As spring training is now less than a month away, the focus of fans and media attention will slowly begin to narrow toward team status matters rather than the Hot Stove. With an eye glued to the season, one intriguing question the Mets will have to answer is the configuration of their lineup come Opening Day — and more specifically, where should Daniel Murphy bat in the lineup?

The Mets offense, which — if almost every conceivable thing goes right — could become an average-to-above average asset, will have to be run on a delicate balance. With the loss of Carlos Beltran and Jose Reyes from last year’s lineup, the Mets will be searching for any kind of offensive output, leaving Murphy and his .397 OBP last year as one of the Mets most important factors for the team to have any semblance of a strong season.

Murphy has hit in multiple positions of the batting order over the course of his Mets career. The question remains, however, where he should bat heading into the 2012 season.

While some fans have toyed with the idea of ‘Murph’ starting off the game as a leadoff hitter — which would maximize his on base skills — it does not seem likely the Mets or Terry Collins will want one of their all-around better hitters at the top of the lineup rather than in the heart of it. If Andres Torres will indeed be the lineup’s leadoff hitter, Murphy will likely be slotted into three possible positions.

Murphy could potentially hit second in the order, third in the order or possibly lower towards the sixth or seventh spot.

As the team’s No. 2 hitter, Murphy’s ability to hit doubles and singles to move a leadoff hitter over would be ideal. Before his season ended on a double play attempt last year, Murph had nine doubles and was boasting 41 hits over his 49 games played. While the second hitter is usually relied on to move a runner over regardless of the cost, Murphy’s ability to drive the ball eliminates double-play possibilities for the other team. On an ideal squad, Murphy would be a strong option to hit second.

However, the Mets will need to maximize their best hitters if they intend to be competitive. While Murphy presents a strong case as a second-in-the-order threat, his ability to get on base and drive in runners might be best suited for hitting third, given the Mets current offensive weapons.
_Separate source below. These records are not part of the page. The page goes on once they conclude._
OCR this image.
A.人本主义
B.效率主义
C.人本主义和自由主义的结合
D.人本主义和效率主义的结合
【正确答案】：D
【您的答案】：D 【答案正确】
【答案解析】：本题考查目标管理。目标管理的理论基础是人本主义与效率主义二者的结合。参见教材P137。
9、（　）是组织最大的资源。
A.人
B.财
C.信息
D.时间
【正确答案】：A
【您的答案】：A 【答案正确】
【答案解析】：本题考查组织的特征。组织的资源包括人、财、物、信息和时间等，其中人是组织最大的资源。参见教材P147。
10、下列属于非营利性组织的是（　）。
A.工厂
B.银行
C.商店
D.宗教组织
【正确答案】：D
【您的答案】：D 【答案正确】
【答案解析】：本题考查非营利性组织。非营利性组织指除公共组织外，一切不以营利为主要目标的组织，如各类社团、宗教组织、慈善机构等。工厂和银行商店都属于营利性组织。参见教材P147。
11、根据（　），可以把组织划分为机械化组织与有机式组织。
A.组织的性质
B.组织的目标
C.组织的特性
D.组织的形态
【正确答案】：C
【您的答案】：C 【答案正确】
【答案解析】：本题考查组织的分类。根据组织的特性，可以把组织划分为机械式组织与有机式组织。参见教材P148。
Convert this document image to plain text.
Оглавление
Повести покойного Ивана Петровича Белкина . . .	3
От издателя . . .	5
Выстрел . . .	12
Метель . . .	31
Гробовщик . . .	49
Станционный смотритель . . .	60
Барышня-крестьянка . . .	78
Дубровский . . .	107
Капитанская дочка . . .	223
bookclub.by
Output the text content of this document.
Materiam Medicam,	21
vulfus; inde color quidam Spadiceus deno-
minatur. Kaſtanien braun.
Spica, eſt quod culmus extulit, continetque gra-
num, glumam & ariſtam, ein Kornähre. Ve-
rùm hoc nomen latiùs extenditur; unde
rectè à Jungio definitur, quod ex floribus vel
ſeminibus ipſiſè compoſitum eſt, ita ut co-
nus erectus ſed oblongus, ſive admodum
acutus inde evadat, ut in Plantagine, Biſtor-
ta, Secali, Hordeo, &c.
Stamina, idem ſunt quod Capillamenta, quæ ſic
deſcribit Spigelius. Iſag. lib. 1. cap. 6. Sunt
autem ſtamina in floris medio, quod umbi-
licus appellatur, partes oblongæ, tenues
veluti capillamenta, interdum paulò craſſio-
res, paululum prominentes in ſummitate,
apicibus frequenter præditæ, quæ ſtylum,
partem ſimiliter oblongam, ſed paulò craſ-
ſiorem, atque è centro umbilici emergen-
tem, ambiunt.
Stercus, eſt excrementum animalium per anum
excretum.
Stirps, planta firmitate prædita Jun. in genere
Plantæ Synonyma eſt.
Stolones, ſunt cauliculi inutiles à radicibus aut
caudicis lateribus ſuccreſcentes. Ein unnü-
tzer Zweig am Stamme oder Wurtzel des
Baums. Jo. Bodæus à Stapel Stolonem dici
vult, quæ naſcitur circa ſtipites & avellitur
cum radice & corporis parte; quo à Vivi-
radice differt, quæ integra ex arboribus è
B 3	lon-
Think about it. By having Murphy hit third and moving David Wright from that spot, where his average dropped drastically compared to hitting in the fourth spot, would allow Ike Davis to hit fifth and Lucas Duda or Jason Bay hit sixth and seventh. This stretches the lineup out, instead of having the top of the lineup vastly out produce the bottom half.

Would Murphy be able to produce in the No. 3 spot? It would depend on Torres and Thole/Tejada to be viable top-of-the-order talent. Tejada in particular has shown flashes of being something more than just an above-average defender. Last season Tejada had a .360 OBP over the 93 games he played in, and if that continues he could easily be a No.2 hitter.

Torres has risen many question marks since his arrival in orange and blue, not for his character or drive, but simply if he has what it takes to be a leadoff hitter — especially for a team that has been accustomed to Jose Reyes taking swings over the last nine years. As of now, Torres could go either way. Last season, Torres did not have an inspiring average (.221) or on base percentage (.312) but in 2010 the outfielder had a relatively strong showing with a .268 average and .343 on base percentage.

Torres and Tejada will influence how Murph is able to produce as a middle of the order hitter. If that combination is successful, Murphy should slide down into the No.3 slot and allow the rest of the lineup to stagger down and fill out.

That being said, Murphy is much more likely to be hitting second come Opening Day, despite pressure on Duda and Bay to contribute to the offense.